Praktikum für Flüchtlinge in der Holzverarbeitung

Es ist dem Vorstand gelungen, Ferdinand Riederer zu überzeugten, dass er sich für eine weitere Amtsperiode als Präsident zur Verfügung stellt. Demzufolge wurde Präsident Riederer nach zwölf Jahren ein weiteres Mal einstimmig gewählt. Die zehn Vorstandsmitglieder wurden ebenfalls einstimmig gewählt – ebenso wie die Mitglieder der Berufsschulkommission.

Der kantonale Schreinermeister Verband unterstützt seit vergangenem Jahr das Projekt «Lern Etwas», ein Projekt aus Rorschach, das von allen St. Galler Gemeinden finanziert wird. Ferdinand Riederer rief seine Kollegen auf, das Projekt ebenfalls zu unterstützen – nicht finanziell, sondern in praktischer Hinsicht, indem sie offen dafür sind, einem willigen Flüchtling eine Chance zu geben, ein Praktikum im Bereich Holzverarbeitung zu absolvieren, das im Rahmen des Tisg, Trägerverein Integration St. Gallen. Das Projekt «Lern Etwas» vermittelt in Grundkursen Kenntnisse über Handwerkzeuge, Kleinmaschinen und Maschinen, damit die Leute wissen, wie die Gerätschaften heissen und wie man sie anwendet. Sie lernen auch, einfache Handwerkertechniken anzuwenden, wie hobeln, sägen, verputzen, leimen usw.

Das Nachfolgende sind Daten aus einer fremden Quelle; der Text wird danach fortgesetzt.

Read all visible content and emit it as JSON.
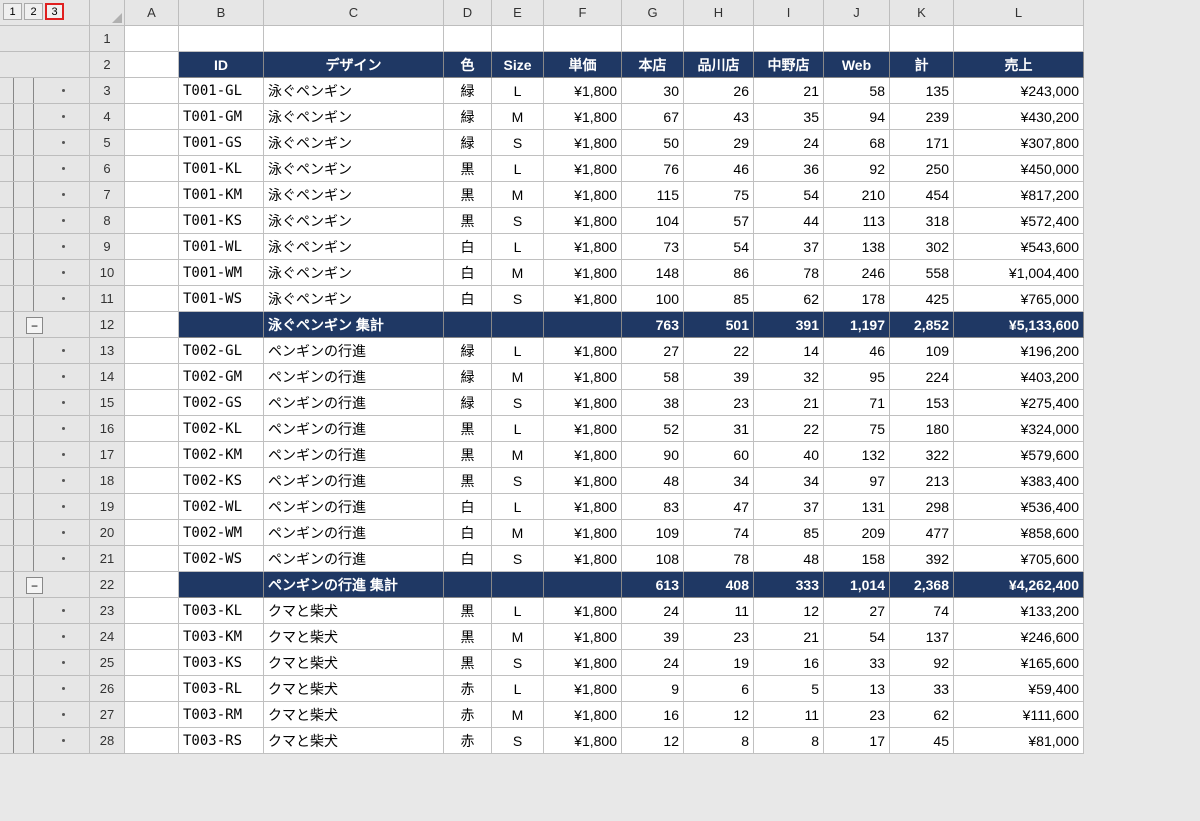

Weiter werden die jungen Männer in Deutsch und Mathematik unterrichtet. Diese Berufseinführung dauert fünf Wochen, damit sie anschliessend mindesten fünf Monaten ein Praktikum in der Holzverarbeitung in einem Schreinerbetrieb absolvieren können. Dem Betrieb entstehen keine Kosten. Lohn und Versicherung übernehmen die Gemeinden. Wichtig sei, dass die Jungs nach dem Grundkurs einen Praktikumsplatz finden. Nach dem Praktikum können diese Leute bei Eignung eine Anlehre oder gar eine Lehre machen.